The rallies also gave the women a space to extract commitments from politicians. The women saw their permanent voters cards (PVCs) as a bargaining chip for better days ahead. During the Nsit Atai rally, Engr. Mike Enyong, then House of Representatives candidate and now member-in-waiting for Uyo Federal Constituency pledged: “We will create programmes that will put money in the pockets of women. Women are the best managers. Now they are saying the women have taken over the whole place, but they ain’t seen nothing yet. We will change the story of our women.” In a similar vein, Bassey Albert, senator-in-waiting for Uyo Senatorial District had assured: “I want to re-assure the women that we will not let them down. We will report progress”.
But the women’s campaigns were not only about what politicians could do for women, but also about what women could do for politicians. It became a platform for women to showcase their skills, their political value. “Our women are out here today because Mrs. Akpabio has empowered us. She has taken us out of the kitchen and given us our rightful place in the society” said Idara Ephraim Akpan, wife of the Mkpat Enin council chairman. 

Mrs. Nelson Effiong, who was then campaigning for her husband’s senate bid for Eket Senatorial District, admitted: “In the past, I had no idea of my political value. I would sit at home and wait for my husband to come back from political meetings before he would tell me what transpired. But now all that has changed. Imagine me today talking politics, coming out here to work for the party, and going home to give him feedback.  This is what I call transformation.”

The rallies also showcased the women’s role in building bridges and cementing political fractures. At Ibiono LGA, Nkeiru Bassey Albert, wife of a former governorship aspirant who later settled for the Senate ticket, said: “My husband and I agreed that one man’s ambition is not more than the peace and unity of the entire state.”
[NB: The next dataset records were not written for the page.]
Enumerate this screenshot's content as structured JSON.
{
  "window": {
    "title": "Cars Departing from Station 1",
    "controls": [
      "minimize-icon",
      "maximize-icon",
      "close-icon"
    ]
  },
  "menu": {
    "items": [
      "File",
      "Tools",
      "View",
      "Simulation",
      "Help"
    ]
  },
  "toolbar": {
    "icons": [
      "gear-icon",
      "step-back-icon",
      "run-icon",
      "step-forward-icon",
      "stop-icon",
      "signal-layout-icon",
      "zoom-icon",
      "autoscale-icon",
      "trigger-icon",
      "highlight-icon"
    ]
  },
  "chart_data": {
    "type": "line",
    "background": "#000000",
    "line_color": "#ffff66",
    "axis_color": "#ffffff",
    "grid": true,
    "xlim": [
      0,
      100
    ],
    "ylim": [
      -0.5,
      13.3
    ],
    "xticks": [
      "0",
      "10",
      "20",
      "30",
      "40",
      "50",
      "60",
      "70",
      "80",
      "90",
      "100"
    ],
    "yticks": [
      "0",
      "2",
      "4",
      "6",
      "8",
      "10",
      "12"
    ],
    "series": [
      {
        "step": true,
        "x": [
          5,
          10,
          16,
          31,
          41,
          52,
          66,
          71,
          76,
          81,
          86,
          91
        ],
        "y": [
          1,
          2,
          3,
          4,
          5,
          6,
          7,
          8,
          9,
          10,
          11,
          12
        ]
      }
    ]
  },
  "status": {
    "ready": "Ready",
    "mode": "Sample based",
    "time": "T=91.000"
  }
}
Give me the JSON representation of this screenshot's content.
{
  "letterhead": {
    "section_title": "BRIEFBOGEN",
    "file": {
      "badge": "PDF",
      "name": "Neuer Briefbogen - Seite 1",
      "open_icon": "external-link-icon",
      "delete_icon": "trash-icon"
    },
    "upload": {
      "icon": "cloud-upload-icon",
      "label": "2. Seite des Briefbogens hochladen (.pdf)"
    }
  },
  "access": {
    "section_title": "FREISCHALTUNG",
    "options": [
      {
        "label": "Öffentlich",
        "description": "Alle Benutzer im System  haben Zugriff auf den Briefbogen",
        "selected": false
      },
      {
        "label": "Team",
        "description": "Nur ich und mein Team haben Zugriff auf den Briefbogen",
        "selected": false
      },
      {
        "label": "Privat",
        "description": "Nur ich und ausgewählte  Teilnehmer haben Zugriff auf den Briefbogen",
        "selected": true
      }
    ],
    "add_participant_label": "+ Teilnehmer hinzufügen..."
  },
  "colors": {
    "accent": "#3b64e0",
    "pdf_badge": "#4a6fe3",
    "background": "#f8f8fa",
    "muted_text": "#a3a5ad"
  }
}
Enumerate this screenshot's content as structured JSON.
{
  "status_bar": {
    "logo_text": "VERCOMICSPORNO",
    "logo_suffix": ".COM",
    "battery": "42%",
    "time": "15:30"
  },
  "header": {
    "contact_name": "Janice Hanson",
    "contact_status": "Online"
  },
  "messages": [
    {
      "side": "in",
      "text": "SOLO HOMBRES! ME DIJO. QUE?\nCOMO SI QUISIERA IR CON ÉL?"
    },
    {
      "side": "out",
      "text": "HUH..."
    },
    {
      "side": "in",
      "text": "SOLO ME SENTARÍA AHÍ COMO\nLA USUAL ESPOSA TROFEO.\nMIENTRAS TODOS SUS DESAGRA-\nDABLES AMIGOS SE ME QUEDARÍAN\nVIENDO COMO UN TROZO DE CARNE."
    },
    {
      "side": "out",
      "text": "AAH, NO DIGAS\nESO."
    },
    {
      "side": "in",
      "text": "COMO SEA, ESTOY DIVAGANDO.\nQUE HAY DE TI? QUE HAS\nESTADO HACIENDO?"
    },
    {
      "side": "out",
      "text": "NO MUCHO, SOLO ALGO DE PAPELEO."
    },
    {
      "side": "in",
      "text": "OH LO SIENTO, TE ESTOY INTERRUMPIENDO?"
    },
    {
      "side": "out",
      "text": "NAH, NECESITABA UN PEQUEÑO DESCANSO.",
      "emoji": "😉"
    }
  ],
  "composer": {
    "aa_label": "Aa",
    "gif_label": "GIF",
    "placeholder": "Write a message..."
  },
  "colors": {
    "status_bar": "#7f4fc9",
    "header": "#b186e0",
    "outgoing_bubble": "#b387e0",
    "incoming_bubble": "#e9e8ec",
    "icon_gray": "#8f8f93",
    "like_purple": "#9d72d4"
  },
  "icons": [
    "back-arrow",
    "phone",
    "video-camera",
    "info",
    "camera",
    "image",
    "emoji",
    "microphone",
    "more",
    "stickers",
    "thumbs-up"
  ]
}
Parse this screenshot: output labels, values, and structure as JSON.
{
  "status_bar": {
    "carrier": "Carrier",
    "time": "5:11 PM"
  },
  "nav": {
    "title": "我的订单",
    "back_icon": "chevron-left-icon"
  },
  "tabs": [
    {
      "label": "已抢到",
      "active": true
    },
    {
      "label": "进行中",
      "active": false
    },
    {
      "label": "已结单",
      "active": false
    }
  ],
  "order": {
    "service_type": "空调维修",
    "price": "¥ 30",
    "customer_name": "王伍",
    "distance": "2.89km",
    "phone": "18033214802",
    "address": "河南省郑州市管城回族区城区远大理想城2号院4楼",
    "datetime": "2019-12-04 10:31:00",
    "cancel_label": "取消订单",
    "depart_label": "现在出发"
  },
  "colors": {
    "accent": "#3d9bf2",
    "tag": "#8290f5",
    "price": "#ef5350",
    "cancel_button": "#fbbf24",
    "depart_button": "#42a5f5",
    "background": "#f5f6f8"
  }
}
The meet-the-women forums also provided a platform for the women to extract commitments from youths on the issue of non-violence and protection of women at the polls. At venue after venue, the women were reassured by youth leaders that they will be protected from harassment during the polls and that there would be no violence. This definitely had a positive effect on their turnout on Election Day.

Reflecting on the women’s outing, the party chairman, Obong Paul Ekpo, acknowledged: “Our women have become a political force that you can only ignore to your own peril.”

Christy Edwards-Akpan, a political activist and Special Assistant to the governor on education monitoring, said: “Women constitute about half of all eligible voters in Akwa Ibom State. I am not surprised that they took the lead in this campaign. It is the future of their children that is at stake”. She added: “This, of course has been made possible through the amazing leadership that the governor’s wife has provided. She is the driving force who has inspired Akwa Ibom women to leave the backseat behind and step out to become the very best that they can be.”

One can then understand why, on the day after the elections, the governor-elect Mr. Udom Emmanuel spoke in an emotion-laden voice during a rally to celebrate his victory. “I must thank all the women of Akwa Ibom. It wouldn’t have been possible without your support” he said.   

True, the outcome of the 2015 elections may have been markedly different without the phenomenal outing of Akwa Ibom women and their leader, the campaigner-in-chief, Ekaette Unoma Akpabio.

Bolton-Akpan is an Uyo-based development policy analyst.